Among patients in our study whose initial self-harm event was fatal, only a minority (40.7%) received outpatient mental health care during the last 6 months of their lives. A review of 12 European studies reported a slightly lower average rate of mental health treatment (32%) in the year preceding suicide (
31). The large number of patients who do not receive mental health treatment prior to suicide constrains the overall effectiveness of mental health care–centered approaches to suicide prevention. Severely suicidal individuals who do not perceive a need for mental health treatment, or who conceal their suicidal plans, or who actively avoid specialty mental health care complicate suicide prevention. In a recent U.S. epidemiological study (
35), 43.7% of adults with past-year suicide attempts reported not having received any mental health care in the past year, and roughly three-quarters of them (one-third of all respondents with suicide attempts) did not perceive a need for mental health treatment.

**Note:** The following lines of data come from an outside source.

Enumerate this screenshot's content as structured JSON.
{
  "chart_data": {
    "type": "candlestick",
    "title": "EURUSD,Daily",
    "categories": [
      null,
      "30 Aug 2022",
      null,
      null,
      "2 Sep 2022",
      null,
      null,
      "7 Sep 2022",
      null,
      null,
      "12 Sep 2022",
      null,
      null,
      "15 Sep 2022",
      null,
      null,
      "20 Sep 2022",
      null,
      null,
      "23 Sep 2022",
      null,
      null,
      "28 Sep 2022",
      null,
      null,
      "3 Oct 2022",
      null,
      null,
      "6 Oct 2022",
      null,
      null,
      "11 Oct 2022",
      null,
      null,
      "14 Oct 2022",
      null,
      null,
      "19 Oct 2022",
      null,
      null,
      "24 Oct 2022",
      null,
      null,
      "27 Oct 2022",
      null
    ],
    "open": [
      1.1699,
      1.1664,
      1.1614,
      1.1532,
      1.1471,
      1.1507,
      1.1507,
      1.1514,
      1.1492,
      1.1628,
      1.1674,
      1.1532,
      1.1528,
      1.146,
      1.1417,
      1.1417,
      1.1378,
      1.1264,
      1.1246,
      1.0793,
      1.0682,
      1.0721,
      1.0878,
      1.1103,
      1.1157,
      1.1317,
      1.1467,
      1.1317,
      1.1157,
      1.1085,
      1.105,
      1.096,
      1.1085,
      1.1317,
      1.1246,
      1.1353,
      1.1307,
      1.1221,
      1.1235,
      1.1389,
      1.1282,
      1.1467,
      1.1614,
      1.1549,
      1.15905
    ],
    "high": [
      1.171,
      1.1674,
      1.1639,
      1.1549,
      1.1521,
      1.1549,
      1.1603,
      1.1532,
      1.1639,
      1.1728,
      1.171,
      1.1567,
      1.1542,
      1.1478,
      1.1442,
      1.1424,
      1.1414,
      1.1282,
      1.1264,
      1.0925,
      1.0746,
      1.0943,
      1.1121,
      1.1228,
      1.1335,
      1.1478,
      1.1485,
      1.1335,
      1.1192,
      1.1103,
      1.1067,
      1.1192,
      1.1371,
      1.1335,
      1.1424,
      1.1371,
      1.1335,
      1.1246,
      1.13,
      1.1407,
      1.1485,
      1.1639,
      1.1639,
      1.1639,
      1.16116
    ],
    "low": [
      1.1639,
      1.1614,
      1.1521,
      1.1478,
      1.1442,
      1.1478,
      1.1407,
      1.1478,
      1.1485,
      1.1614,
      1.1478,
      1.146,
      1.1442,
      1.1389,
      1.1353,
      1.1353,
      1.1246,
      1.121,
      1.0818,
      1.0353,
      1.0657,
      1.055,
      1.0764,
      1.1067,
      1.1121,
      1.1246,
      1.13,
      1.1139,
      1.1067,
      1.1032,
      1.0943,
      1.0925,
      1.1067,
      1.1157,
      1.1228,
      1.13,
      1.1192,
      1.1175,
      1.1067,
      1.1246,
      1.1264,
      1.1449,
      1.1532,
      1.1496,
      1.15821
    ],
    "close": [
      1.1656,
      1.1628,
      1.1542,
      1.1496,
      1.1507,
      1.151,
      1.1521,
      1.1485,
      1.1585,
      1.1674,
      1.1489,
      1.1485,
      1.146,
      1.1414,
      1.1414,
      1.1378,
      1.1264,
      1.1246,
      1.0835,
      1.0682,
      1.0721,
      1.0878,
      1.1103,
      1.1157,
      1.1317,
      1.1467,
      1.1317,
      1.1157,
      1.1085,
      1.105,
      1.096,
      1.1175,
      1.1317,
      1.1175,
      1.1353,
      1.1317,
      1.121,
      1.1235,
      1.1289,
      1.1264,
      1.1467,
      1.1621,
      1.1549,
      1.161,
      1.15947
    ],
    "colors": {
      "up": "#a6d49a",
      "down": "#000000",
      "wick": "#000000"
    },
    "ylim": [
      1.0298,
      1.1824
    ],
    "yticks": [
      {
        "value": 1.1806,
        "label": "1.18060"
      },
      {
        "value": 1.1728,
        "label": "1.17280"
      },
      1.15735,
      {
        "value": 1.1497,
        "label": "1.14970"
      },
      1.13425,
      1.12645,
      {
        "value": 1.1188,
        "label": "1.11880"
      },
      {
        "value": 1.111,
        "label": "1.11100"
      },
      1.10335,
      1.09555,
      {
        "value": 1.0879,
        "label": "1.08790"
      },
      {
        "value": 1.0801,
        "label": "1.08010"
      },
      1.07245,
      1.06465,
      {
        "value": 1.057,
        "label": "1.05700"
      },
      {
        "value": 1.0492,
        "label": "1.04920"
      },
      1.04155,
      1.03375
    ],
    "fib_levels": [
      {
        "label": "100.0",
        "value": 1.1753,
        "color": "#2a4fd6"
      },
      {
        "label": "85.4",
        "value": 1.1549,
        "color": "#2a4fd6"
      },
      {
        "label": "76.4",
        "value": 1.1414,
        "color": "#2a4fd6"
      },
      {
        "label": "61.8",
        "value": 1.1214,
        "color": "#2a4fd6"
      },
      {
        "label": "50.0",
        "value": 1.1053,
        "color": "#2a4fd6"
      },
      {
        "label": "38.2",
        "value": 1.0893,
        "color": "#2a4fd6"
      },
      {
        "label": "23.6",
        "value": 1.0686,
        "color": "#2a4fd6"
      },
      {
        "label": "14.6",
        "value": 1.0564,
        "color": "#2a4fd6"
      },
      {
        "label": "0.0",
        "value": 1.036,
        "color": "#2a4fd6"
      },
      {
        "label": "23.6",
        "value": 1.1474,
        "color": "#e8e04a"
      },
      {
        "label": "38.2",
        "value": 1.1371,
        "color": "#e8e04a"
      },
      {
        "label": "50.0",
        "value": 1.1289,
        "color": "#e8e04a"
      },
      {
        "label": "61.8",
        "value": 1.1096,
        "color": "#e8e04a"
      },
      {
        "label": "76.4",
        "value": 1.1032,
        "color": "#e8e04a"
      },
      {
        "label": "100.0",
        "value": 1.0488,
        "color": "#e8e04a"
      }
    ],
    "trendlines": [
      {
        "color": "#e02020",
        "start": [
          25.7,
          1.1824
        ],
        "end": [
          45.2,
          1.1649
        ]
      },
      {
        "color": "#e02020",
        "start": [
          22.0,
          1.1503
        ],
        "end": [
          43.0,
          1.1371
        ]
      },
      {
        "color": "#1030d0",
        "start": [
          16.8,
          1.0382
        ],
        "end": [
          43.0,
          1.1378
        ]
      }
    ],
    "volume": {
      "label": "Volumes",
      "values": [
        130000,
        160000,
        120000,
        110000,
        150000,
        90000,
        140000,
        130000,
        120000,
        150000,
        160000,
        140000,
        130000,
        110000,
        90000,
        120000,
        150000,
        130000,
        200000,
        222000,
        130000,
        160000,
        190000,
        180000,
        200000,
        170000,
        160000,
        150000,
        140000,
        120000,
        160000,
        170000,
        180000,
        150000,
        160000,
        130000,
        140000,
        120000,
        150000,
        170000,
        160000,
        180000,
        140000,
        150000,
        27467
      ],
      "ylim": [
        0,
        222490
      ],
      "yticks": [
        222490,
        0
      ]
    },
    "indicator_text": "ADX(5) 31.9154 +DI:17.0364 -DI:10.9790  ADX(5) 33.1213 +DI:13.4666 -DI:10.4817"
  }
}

Approximately 20% of the patients in our study repeated self-harm over the following year. This resembles the average 1-year percentage of repetition (18%) reported in a systematic review of 90 self-harm studies (
36). In accord with previous research, personality disorders and recent mental health treatment were associated with increased risk of repeated self-harm (
37). However, there was little difference in the risk of repeated self-harm between males and females, although male self-harm patients had a higher risk of suicide than corresponding female patients. This may be partly attributable to a tendency for men to use more lethal methods. Suicidal intent also tends to be greater among male than female self-harm patients (
38).
This study has several limitations. First, we have no means of validating the mental disorder diagnoses in the Medicaid claims data. Second, because of Medicaid eligibility rules, the study population included a disproportionately large number of adults with low incomes, individuals with disabilities, pregnant women, and women with dependent children. However, Medicaid is the single largest payer of mental health services in the United States (
39). Third, information was not available concerning several factors that are thought to increase suicide risk, such as hopelessness, problem-solving abilities, suicidal intent, recent stressful life events, and access to lethal means. In addition, community treatment, which may be more intensive and effective after severe or violent self-harm events, probably reduced the risk of suicide after many self-harm events. Fourth, stigma and misdiagnosis may have contributed to errors in the coding of deliberate self-harm and, together with low autopsy rates, to errors in the coding of suicide (
40). Fifth, our claims-based measure of deliberate self-harm does not capture self-harm events that do not result in medical care and does not distinguish self-harm injuries with suicidal from nonsuicidal intent. Sixth, it is not possible to determine the number of suicide deaths recorded on the date of hospital discharge that were a result of fatal reattempts during the inpatient stay or that occurred immediately after discharge. Finally, our data reflect suicide mortality patterns in the period 2001–2007, which may have changed in recent years, and a nonelderly adult population, which may not reflect risks in other age groups.